Subgroup analysis can be confirmatory, exploratory, or aimed at subgroup discovery, which employs data mining and machine learning algorithms to identify subgroups to help the design of future trials.
In a recent article, the European Federation for Statisticians in the Pharmaceutical Industry and Statisticians in the Pharmaceutical Industry have evaluated plotting of standardized effects, bias adjusted bootstrapping, as well as subgroup identification based on differential effect search for subgroup detection in confirmatory clinical trials and found that these perform favorably when compared to traditional approaches. 40 In addition, with respect to subgroup discovery, strategies to address multiplicity, control model complexity, and to achieve bias‐corrected reliable treatment effects for subgroups have been described in detail. 41 In our view, strategies for subgroup discovery should also be applied to phase III clinical trial data and made publicly available, either to guide decisions with respect to the current or to inform future trials. Subgroup analyses will also benefit from the availability of a common data platform for AD clinical trials as this might aid validation of subgroup effects.
3.4. Additional scientific follow‐up is valuable
A great example for the scientific value of follow‐up‐studies is the phase IIa clinical trial on the active immunization with aggregated amyloid beta (Aβ) 1‐42 (AN1792) together with the adjuvant Q21. Clinical follow‐up indicated beneficial effects in patients who had generated an antibody response and even a cerebrospinal fluid (CSF) tau decrease in antibody responders, 42 as well as hints for reduced functional decline over a longer follow‐up period. 43 This supported the view that Aβ immunotherapy could be a useful target for the treatment of AD.

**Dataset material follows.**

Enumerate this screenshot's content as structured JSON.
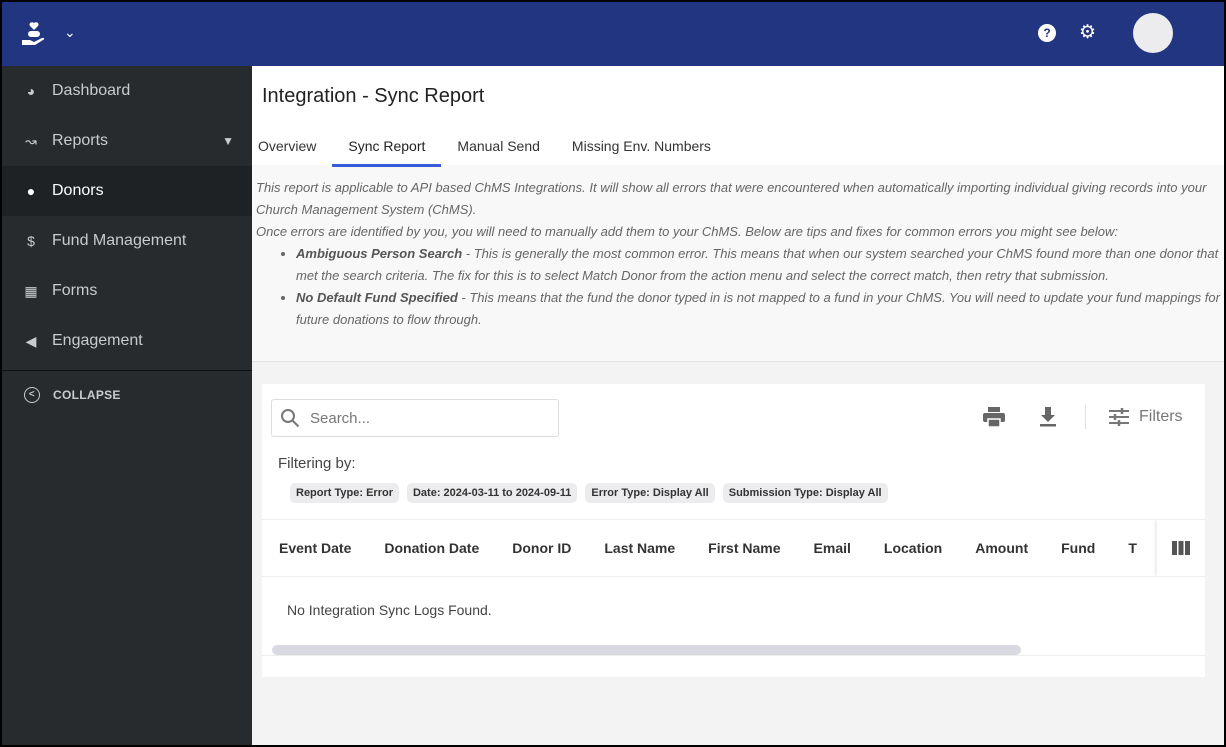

Long‐term neuropathological follow‐up revealed that most subjects with active vaccine showed evidence of plaque removal, and that post‐mortem plaque scores correlated with post‐vaccination antibody titers. In addition, plaque‐free regions displayed fewer tau‐containing dystrophic neurites and cell bodies. 44 This illustrates the scientific power of clinical trials if follow‐up is continued in a stringent research setting.
3.5. Multinational networks shall strengthen the role of the investigators and function as scientific hubs
A central recommendation to overcome barriers to the development of AD therapeutics was to realize economies of scope between research and drug development by establishing a network of comprehensive AD centers to promote the understanding of AD mechanisms and to speed the translation of this knowledge to the clinic. 45
Initiatives pursuing the aforementioned recommendation are the GAP‐Net 46 and was the European Prevention of Alzheimer's Dementia (EPAD) Consortium. Currently, according to their websites, GAP‐NET includes over 80 trial sites in North America, whereas EPAD had about 39 involved institutions, about half of which were academic sites. Both initiatives made significant progress with their goal to provide trial‐ready cohorts for clinical trials in AD. 47 , 48 EPAD terminated in October 2020 and its cohort of over 2000 participants will continue being followed in the context of IMI Neuronet. Thus, the scientific community shows considerable efforts to facilitate drug development in AD.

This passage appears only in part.